November 26, 2001
GWICH'IN HYPOCRACY

GWICH'IN HYPOCRACY: Anybody who's following the ANWR debate closely should be interested in the news that the Gwich'in people have just joined an enterprise to drill for oil immediately east of a major migratory path for caribou. The Gwich'in have been used extensively in the anti-drilling propaganda war because of their opposition to oil exploration on the coastal plain of the refuge. They don't actually live there, but they have expressed concern that it might upset the caribou, which they consider sacred. Apparently they are not as worried about the effects of drilling on herds traveling near their own land.

Many of the hysterical appeals to stop drilling in ANWR have focused on the fact that the Gwich'in people consider the coastal plain to be too sacred to even visit. For example, the Alaskan Wilderness League declares on it's website:

The Gwich'in share the range of the Porcupine River caribou herd, except for the place the caribou go to bear their young each year: the coastal plain of the Arctic National Wildlife Refuge. To the Gwich'in, the coastal plain is sacred. Even in years of famine, the people did not travel to the coastal plain, where hunting would have been easy during the post-calving gathering of the herd.

Unfortunately, the Gwich'in's desire to restrict access to their sacred coastal plain ignores the native people who actually live there. You'd run into problems, too, if you decided that your next-door neighbor's backyard was hallowed ground, not to be touched. The Inupiat Eskimos who live in ANWR are very much in favor of drilling, because it will provide them with money for development. They have also seen firsthand the environmental success of oil drilling at nearby Prudhoe Bay, where caribou herds have quadrupled since 1968.

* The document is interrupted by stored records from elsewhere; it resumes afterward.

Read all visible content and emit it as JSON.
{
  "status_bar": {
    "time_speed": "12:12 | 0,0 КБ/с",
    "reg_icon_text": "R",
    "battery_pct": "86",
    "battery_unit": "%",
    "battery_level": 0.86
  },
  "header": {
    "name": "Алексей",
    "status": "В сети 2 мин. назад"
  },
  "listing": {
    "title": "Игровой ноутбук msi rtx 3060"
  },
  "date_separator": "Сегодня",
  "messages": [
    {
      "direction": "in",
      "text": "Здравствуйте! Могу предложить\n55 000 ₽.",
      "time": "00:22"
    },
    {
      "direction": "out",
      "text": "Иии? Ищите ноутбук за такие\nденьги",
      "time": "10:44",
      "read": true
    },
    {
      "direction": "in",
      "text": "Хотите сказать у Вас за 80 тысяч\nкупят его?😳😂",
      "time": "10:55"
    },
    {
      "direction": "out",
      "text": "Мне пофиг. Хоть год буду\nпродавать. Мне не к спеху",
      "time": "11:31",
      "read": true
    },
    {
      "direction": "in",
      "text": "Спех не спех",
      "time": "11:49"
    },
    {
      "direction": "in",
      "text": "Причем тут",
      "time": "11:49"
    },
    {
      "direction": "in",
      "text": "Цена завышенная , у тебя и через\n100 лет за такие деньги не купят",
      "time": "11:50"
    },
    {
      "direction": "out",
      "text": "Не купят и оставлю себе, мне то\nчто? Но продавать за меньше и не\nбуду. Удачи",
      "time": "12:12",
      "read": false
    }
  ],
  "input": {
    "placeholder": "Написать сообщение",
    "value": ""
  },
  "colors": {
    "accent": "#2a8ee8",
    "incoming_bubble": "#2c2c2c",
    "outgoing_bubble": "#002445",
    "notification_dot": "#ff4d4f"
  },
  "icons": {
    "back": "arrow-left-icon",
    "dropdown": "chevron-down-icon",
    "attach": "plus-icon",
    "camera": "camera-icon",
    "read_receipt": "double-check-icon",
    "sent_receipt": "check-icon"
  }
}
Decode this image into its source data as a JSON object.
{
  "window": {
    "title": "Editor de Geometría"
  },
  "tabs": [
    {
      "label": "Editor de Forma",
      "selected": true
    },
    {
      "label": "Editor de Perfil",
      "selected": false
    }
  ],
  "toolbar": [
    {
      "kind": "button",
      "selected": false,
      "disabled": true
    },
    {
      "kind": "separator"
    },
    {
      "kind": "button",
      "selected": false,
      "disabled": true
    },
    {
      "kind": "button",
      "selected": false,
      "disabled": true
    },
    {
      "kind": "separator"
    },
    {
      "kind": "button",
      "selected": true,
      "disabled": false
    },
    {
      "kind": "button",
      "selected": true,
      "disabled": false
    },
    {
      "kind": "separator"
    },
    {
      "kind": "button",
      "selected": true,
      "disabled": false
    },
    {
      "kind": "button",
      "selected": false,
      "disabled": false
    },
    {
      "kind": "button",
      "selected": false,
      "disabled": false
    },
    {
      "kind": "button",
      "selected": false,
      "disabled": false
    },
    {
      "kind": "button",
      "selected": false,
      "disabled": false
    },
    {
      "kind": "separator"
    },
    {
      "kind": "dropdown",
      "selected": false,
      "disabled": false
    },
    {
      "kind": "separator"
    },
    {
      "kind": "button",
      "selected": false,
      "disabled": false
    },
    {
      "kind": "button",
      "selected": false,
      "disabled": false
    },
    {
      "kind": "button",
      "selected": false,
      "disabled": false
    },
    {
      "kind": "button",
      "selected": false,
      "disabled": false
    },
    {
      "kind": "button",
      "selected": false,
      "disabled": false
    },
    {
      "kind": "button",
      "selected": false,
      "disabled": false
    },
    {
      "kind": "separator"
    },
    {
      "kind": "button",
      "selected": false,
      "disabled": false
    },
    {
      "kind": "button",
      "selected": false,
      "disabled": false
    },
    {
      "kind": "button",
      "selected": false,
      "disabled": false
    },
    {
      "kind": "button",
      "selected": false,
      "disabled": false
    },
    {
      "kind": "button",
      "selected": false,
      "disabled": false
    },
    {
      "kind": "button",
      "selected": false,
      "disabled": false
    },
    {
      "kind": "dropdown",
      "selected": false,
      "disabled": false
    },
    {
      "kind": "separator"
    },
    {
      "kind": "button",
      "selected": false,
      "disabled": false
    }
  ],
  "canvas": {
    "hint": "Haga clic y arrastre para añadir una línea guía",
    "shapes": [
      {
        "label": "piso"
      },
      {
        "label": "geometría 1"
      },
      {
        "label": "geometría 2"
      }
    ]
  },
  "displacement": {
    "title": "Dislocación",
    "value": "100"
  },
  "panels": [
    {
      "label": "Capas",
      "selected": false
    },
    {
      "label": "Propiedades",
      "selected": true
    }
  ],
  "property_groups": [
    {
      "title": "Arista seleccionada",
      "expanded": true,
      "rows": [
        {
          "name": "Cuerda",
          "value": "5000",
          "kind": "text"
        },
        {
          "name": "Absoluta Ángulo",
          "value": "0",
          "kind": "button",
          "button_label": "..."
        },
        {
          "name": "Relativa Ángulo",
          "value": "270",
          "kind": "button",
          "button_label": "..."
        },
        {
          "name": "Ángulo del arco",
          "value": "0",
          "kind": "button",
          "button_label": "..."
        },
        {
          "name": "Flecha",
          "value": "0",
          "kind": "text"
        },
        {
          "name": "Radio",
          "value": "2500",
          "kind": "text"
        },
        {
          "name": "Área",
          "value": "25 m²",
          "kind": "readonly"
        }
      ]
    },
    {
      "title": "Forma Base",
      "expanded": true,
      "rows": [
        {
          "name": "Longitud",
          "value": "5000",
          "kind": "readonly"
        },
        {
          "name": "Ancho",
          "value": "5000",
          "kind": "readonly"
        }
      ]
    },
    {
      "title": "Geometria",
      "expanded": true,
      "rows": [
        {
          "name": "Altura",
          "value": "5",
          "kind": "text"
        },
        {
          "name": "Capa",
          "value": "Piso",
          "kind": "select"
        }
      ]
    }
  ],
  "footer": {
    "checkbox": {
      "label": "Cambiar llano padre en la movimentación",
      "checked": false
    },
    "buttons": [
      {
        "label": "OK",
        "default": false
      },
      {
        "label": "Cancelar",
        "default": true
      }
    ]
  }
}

This conflict between the Inupiats and the Gwich'in mirrors that between Alaskans, who overwhelmingly support drilling on the coastal plain, and the many environmentalist mainlanders who will never visit ANWR, but just like the idea of preserving some piece of remote wilderness somewhere. Of course, most of ANWR (particularly the beautiful mountainous parts seen in the DNC ads) is permanently off-limits to drilling. And the caribou seem to thrive despite oil drilling, which is probably why the Gwich'in don't seem to mind drilling on land they control.